Frank Klötgen: Das verschissene Grün dieser Wiese

Das verschissene Grün dieser Wiese, Luise - oder: Die Niederkunft der Mücken
(gekürzte Slamversion, Stand 2016)

Wundbrandig laugt sich der Tag vor Erschöpfung
die Sonne verharrt wie gelähmt im Zenit
Alle Haut schreit nach Schatten
selbst Bäume ermatten
und du seufzt: Nu' werd' ma' nich' paranoid!
Doch die Niederkunft der Mücken naht
auch wenn uns die Sonne ihr Ewig verspricht
erbarmungslos heiter
denn die Zeit geht ja weiter
man weiß das, man ahnt das, man spürt es nur nicht
Wie der Tag sich auch spreizt im zähen Sterben
gewährt er dem schönsten Moment nur 'ne Frist
Dahinter glimmt bereits Verderben
drum erzähl doch nicht dauernd: "Wie schön es hier ist!"
Das verschissene Grün dieser Wiese, Luise
ich sag dir, das macht's nicht mehr gut
Nichts währt hier ewig
und unser Glück eh nich'
Vergiss es, Louise, sonst bin ich es, der's tut!
Lass uns Glasscherben fressen, so lang es noch geht
wenn das Flussbett sie stumpf wetzt, ist's dafür zu spät
Lass uns Luftröhren-röchelnd im Röhricht verbluten
Ab heute gewinnen hier nicht mehr die Guten
Von des höchsten Glücks Gipfel kann es nur noch bergab geh'n
von dem Wipfel der Welt lässt sich nur das Hinab seh'n
Und das verschissen-verbliebene Grün dieser Wiese, Luise, ist bald schon vergessen
Vertraulich beschauliche Horizontsülze ...
Vergiss es, Louise, lass uns Glasscherben fressen!
Und Glas und Glück und Glück und Glas...
Nee, spuck's wieder aus, hey, das war doch nur Spaß!

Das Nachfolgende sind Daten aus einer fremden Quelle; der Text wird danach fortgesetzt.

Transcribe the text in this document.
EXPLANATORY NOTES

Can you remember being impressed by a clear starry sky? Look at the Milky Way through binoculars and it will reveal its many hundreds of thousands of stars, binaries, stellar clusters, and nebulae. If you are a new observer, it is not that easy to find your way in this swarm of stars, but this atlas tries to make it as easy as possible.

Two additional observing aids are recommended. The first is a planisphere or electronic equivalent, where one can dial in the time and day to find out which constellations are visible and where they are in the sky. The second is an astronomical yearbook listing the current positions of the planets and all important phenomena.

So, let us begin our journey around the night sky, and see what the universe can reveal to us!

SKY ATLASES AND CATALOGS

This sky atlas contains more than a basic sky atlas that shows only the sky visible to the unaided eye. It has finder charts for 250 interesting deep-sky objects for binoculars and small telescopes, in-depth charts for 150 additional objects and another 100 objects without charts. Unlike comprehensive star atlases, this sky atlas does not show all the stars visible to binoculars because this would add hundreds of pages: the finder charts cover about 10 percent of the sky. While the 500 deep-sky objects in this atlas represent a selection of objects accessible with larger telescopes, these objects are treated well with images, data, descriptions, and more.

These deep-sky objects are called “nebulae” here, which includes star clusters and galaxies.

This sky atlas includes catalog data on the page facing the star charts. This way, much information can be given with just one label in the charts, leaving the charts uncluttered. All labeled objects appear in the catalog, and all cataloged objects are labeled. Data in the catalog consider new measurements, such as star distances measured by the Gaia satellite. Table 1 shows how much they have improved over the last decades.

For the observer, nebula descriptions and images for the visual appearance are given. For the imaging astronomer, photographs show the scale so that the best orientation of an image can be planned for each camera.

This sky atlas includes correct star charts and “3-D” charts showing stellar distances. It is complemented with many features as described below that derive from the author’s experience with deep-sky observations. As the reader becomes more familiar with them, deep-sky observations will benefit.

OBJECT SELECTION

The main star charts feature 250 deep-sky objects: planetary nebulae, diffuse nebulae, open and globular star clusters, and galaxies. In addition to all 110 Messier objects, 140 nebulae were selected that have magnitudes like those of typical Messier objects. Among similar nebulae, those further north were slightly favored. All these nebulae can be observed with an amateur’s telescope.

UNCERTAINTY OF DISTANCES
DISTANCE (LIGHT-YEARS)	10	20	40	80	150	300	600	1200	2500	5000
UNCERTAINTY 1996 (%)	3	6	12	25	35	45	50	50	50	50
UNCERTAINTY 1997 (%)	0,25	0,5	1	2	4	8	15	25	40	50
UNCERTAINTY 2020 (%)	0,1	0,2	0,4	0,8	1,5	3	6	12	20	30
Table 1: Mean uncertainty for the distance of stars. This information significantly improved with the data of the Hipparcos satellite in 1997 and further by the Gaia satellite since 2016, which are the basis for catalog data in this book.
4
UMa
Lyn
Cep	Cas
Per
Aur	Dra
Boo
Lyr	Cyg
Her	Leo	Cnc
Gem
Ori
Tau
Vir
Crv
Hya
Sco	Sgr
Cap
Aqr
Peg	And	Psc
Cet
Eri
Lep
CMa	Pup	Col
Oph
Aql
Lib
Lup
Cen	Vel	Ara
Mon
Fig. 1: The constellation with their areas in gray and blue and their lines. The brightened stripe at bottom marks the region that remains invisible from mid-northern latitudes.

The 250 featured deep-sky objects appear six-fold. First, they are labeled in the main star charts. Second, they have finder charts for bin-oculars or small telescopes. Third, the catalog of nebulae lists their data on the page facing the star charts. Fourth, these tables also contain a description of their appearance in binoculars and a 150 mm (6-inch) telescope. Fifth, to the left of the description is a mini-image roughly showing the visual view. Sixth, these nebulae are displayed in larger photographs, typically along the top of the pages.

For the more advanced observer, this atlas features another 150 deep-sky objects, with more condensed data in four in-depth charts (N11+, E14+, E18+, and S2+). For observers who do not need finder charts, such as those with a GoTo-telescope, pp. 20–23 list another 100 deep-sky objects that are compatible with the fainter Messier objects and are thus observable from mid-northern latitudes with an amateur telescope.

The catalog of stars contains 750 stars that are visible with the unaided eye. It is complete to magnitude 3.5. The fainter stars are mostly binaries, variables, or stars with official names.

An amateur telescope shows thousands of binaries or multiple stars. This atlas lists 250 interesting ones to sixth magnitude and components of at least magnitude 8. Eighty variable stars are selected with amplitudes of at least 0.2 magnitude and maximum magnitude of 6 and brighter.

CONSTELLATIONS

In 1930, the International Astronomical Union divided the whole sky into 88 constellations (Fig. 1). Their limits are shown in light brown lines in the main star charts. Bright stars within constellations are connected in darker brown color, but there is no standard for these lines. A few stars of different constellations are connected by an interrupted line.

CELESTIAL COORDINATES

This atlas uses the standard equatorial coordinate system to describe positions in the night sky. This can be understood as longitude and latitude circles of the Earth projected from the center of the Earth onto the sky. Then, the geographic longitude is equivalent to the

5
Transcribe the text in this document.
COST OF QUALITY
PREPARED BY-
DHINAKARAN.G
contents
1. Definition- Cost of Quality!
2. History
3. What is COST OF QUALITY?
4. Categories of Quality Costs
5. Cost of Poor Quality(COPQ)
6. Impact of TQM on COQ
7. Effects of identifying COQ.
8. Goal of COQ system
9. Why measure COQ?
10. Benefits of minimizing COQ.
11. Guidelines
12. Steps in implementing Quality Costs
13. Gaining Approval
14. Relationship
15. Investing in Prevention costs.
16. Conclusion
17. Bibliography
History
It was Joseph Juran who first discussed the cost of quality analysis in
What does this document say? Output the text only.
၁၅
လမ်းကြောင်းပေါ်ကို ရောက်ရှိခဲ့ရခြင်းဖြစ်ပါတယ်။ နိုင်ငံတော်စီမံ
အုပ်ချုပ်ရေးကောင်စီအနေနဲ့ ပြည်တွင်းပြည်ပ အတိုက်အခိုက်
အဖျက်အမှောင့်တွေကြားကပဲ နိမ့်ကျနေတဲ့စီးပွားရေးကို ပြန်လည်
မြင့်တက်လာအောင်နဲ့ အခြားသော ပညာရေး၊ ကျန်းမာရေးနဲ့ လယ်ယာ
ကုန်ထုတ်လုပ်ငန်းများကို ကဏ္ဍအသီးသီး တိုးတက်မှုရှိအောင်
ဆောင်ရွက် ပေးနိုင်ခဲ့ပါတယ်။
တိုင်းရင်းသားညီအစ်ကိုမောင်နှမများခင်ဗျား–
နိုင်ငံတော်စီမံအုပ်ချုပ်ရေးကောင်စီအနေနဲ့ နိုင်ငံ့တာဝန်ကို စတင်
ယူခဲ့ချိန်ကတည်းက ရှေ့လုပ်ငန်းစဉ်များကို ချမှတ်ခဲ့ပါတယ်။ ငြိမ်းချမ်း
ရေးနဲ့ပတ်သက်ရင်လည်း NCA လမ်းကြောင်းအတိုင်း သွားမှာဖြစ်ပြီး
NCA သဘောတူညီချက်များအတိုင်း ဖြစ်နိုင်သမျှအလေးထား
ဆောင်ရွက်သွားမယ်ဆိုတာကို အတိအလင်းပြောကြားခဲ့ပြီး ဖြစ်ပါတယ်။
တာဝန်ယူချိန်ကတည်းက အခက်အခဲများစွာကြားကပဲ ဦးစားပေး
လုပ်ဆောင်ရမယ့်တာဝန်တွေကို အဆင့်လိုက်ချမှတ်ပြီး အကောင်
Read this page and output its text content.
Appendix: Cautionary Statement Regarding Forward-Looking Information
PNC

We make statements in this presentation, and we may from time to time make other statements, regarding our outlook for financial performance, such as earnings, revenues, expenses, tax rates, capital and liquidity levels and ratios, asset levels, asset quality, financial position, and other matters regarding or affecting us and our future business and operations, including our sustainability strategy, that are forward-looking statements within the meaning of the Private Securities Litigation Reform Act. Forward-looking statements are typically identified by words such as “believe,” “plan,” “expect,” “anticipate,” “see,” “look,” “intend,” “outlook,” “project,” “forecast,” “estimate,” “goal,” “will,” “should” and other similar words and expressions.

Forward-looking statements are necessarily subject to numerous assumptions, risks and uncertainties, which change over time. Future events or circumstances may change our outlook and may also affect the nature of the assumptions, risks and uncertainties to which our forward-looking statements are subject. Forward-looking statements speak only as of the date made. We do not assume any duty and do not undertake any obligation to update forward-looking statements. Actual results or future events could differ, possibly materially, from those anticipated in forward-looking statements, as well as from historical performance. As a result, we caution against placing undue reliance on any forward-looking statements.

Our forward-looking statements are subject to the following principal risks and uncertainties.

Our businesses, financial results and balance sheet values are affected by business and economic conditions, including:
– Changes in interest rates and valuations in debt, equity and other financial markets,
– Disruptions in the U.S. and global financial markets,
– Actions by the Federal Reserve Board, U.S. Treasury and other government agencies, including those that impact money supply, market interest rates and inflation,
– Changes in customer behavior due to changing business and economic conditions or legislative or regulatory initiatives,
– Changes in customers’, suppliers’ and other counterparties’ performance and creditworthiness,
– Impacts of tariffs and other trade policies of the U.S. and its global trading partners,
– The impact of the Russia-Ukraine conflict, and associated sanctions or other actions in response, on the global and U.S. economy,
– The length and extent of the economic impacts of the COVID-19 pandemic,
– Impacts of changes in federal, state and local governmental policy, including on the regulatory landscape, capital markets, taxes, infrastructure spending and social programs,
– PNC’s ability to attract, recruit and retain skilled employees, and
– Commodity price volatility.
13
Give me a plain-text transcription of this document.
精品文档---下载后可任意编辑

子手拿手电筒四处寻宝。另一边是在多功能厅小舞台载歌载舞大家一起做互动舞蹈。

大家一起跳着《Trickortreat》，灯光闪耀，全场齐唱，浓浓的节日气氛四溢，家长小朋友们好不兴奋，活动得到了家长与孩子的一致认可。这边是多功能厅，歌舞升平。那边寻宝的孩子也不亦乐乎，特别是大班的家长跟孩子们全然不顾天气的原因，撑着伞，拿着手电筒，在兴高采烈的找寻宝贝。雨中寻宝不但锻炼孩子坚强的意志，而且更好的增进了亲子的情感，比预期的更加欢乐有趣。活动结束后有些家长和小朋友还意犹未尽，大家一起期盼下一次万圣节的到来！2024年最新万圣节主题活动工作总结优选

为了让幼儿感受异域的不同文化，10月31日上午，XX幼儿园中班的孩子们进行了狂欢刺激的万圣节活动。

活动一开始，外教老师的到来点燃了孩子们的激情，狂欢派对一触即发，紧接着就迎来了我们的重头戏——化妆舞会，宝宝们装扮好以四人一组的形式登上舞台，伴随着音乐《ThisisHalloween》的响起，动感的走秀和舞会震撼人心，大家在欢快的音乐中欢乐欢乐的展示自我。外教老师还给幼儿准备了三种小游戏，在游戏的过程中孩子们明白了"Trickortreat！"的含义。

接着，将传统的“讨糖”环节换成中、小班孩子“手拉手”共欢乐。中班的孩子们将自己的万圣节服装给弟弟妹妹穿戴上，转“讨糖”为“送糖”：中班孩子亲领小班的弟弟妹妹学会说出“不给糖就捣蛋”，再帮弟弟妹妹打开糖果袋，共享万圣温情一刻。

Lehn dich zurück in den Schoss jener Böschung
wo der Fluss ja noch immer die Kühle der Nacht hält
wo in unmerklich drängenden, zaghaften Strudeln
die wattigen Samen der Pappelbrut trudeln
Uns wird schwindlig und ich bin's, auf den der Verdacht fällt
Ja, du hast Recht, lass uns jetzt nicht mehr zanken
das einzig Verlässliche soll heut nicht wanken
Wir haben zu hoch angesetzt
uns darin wie auch sonst verschätzt
nun schockiert von der Fallhöhe solcher Gedanken
Und der Mückenschlupf krampft sich durch stille Gewässer
Du fragst, wie's mir geht, und ich lüg' und sag': "Besser."
Ich sprech' dir schnell nach: "Ja, noch ist nichts gescheh'n."
Und im Wasser werd'n wir unser Spiegelbild seh'n
Frier es ein, Luise, bewahr den Moment!
Ganz egal auch, wie stechend die Sonne heut brennt
Denn Eis und Feuer und Feuer und Eis ...
Ach, vergiss es, mein Herz, Mann, ich red' heut nur Scheiß!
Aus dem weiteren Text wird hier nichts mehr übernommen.